Legal experts and defense attorneys, meanwhile, have warned that faulty forensic science has been compromising the justice system. Though DNA testing has helped to free more than 200 wrongfully convicted people, many of their convictions were based on invalid testimony from crime lab technicians, according to Brandon Garrett, a professor at the University of Virginia School of Law.
Garrett presented to the academy a study of trial transcripts from 137 cases where DNA evidence exposed wrongful convictions. The study, which was conducted by Garrett and Neufeld, of the Innocence Project, found that 60 percent of these cases included testimony from forensic analysts that was misstated or unsupported.
In an earlier study, Garrett said that forensic evidence was the second leading type of evidence supporting wrongful convictions, behind false eyewitness testimony.
"The defense community has been raising questions about forensic science for decades," Garrett said in an interview. "It should be the job of law enforcement and forensic scientists to correct their own mistakes."

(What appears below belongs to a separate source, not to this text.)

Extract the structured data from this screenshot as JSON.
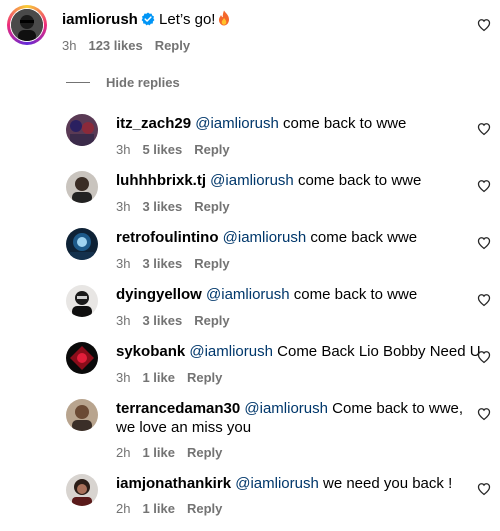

Last year, an audit of the Detroit Police Department's crime lab found significant errors in about 10 percent of 200 random cases involving firearms analysis. Shortly after the audit became public, the lab was shut down.
Problems like Detroit's conflict with the conventional perception of forensic science.
"The public has this image, just looking at CSI, that forensic science is perfect," said Michael Saks, a psychology and law professor at Arizona State University. "It's just a TV show."
The report recommended that labs be separated from law enforcement agencies to prevent undue influence on technicians.
"This would allow labs to set their own budget priorities and resolve any cultural pressures caused by the differing missions of forensic science labs and law enforcement agencies," the report said.
The report also said that the new federal agency overseeing forensic science must be independent, meaning it should not be housed in the FBI or the National Institute of Justice, or NIJ, the research arm of the Justice Department. While the report didn't explicitly criticize those agencies, it described their leadership efforts as "modest."
"If NIJ were more actively promoting research, we might not be where we are at this point," Saks said. "We kind of have to go back 100 years and do the research that's needed."
In addition to sponsoring the recommended research, the new oversight agency, which would be called the National Institute of Forensic Science, would establish mandatory certification standards for forensic science analysts and accreditation for the labs. Only a few states require labs to meet high quality assurance standards and require analysts to be certified, according to the report.
The report declined to estimate what it will cost to implement its recommendations.
While law enforcement associations likely will challenge some of these efforts, Gialamas said crime labs are ready for reform.
"This is something the forensic science community has been asking for."